As Avner Shalev retires from the institution he has guided for close to three decades, he voices his hope that it will remain a place of consensus for the entire Jewish people and stay above any partisan agenda. “During my tenure and the leadership that preceded me, Yad Vashem had no plan other than to ensure that Holocaust remembrance remained relevant and important to the Jewish people and the whole of humanity, and was led in accordance with the research-based historical narrative. This is the only way to maintain its standing on the national and international stage, and allow it to fulfill its missions in the coming decades.”
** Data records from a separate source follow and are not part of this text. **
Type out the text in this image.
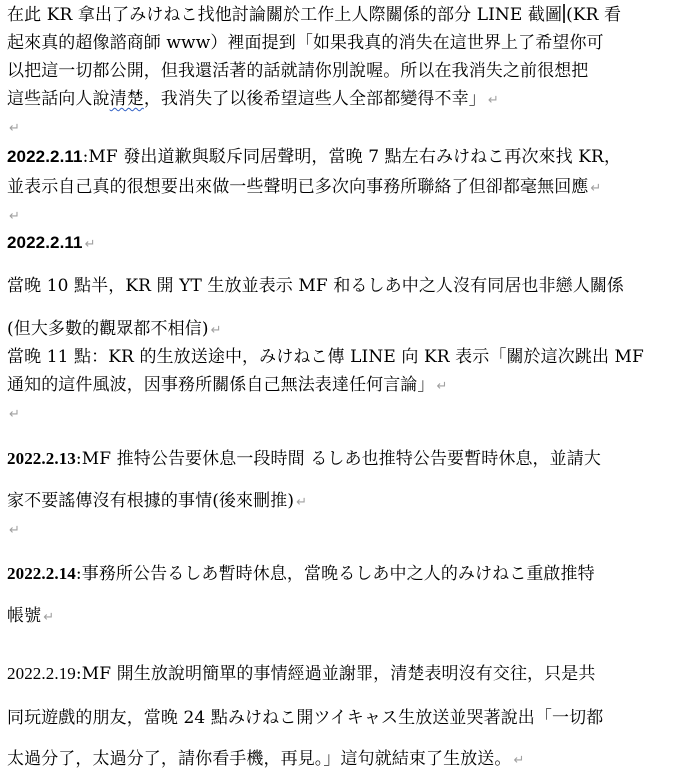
在此 KR 拿出了みけねこ找他討論關於工作上人際關係的部分 LINE 截圖 (KR 看

起來真的超像諮商師 www）裡面提到「如果我真的消失在這世界上了希望你可

以把這一切都公開，但我還活著的話就請你別說喔。所以在我消失之前很想把

這些話向人說清楚，我消失了以後希望這些人全部都變得不幸」 ↵

↵

2022.2.11:MF 發出道歉與駁斥同居聲明，當晚 7 點左右みけねこ再次來找 KR，

並表示自己真的很想要出來做一些聲明已多次向事務所聯絡了但卻都毫無回應 ↵

↵

2022.2.11 ↵

當晚 10 點半，KR 開 YT 生放並表示 MF 和るしあ中之人沒有同居也非戀人關係

(但大多數的觀眾都不相信) ↵

當晚 11 點：KR 的生放送途中，みけねこ傳 LINE 向 KR 表示「關於這次跳出 MF

通知的這件風波，因事務所關係自己無法表達任何言論」 ↵

↵

2022.2.13:MF 推特公告要休息一段時間 るしあ也推特公告要暫時休息，並請大

家不要謠傳沒有根據的事情(後來刪推) ↵

↵

2022.2.14:事務所公告るしあ暫時休息，當晚るしあ中之人的みけねこ重啟推特

帳號 ↵

2022.2.19:MF 開生放說明簡單的事情經過並謝罪，清楚表明沒有交往，只是共

同玩遊戲的朋友，當晚 24 點みけねこ開ツイキャス生放送並哭著說出「一切都

太過分了，太過分了，請你看手機，再見。」這句就結束了生放送。 ↵
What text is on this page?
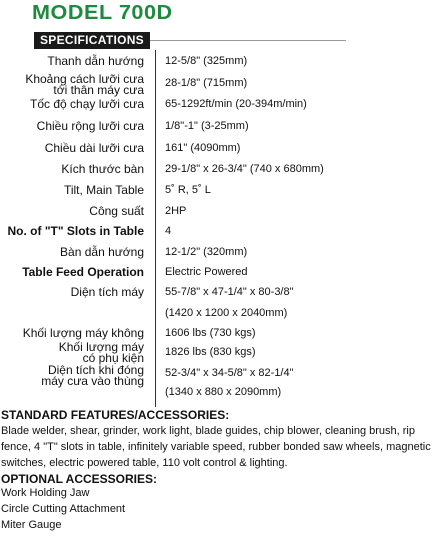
MODEL 700D
SPECIFICATIONS
Thanh dẫn hướng 12-5/8" (325mm)
Khoảng cách lưỡi cưa
tới thân máy cưa 28-1/8" (715mm)
Tốc độ chạy lưỡi cưa 65-1292ft/min (20-394m/min)
Chiều rộng lưỡi cưa 1/8"-1" (3-25mm)
Chiều dài lưỡi cưa 161" (4090mm)
Kích thước bàn 29-1/8" x 26-3/4" (740 x 680mm)
Tilt, Main Table 5˚ R, 5˚ L
Công suất 2HP
No. of "T" Slots in Table 4
Bàn dẫn hướng 12-1/2" (320mm)
Table Feed Operation Electric Powered
Diện tích máy 55-7/8" x 47-1/4" x 80-3/8"
(1420 x 1200 x 2040mm)
Khối lượng máy không 1606 lbs (730 kgs)
Khối lượng máy
có phụ kiện 1826 lbs (830 kgs)
Diện tích khi đóng
máy cưa vào thùng
52-3/4" x 34-5/8" x 82-1/4"
(1340 x 880 x 2090mm)
STANDARD FEATURES/ACCESSORIES:

Blade welder, shear, grinder, work light, blade guides, chip blower, cleaning brush, rip fence, 4 "T" slots in table, infinitely variable speed, rubber bonded saw wheels, magnetic switches, electric powered table, 110 volt control & lighting.

OPTIONAL ACCESSORIES:
Work Holding Jaw
Circle Cutting Attachment
Miter Gauge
Shalev concluded his interview with two messages. The first, that “humanity must always remember that alongside technological advancements, we must continue to cultivate and uphold basic moral values. After all, it was one of the most advanced modern societies in the world that caused the complete collapse of those intrinsic values during the Holocaust.”
In contrast to this stark warning, Shalev’s second message is one of hope. “We should draw strength from the example of Holocaust survivors. Despite everything they went through, the vast majority of them chose life; instead of plotting revenge or absenting themselves from society, they chose to build families, communities and friendships; they chose to live and to love.”
This interview was written in cooperation with Yad Vashem.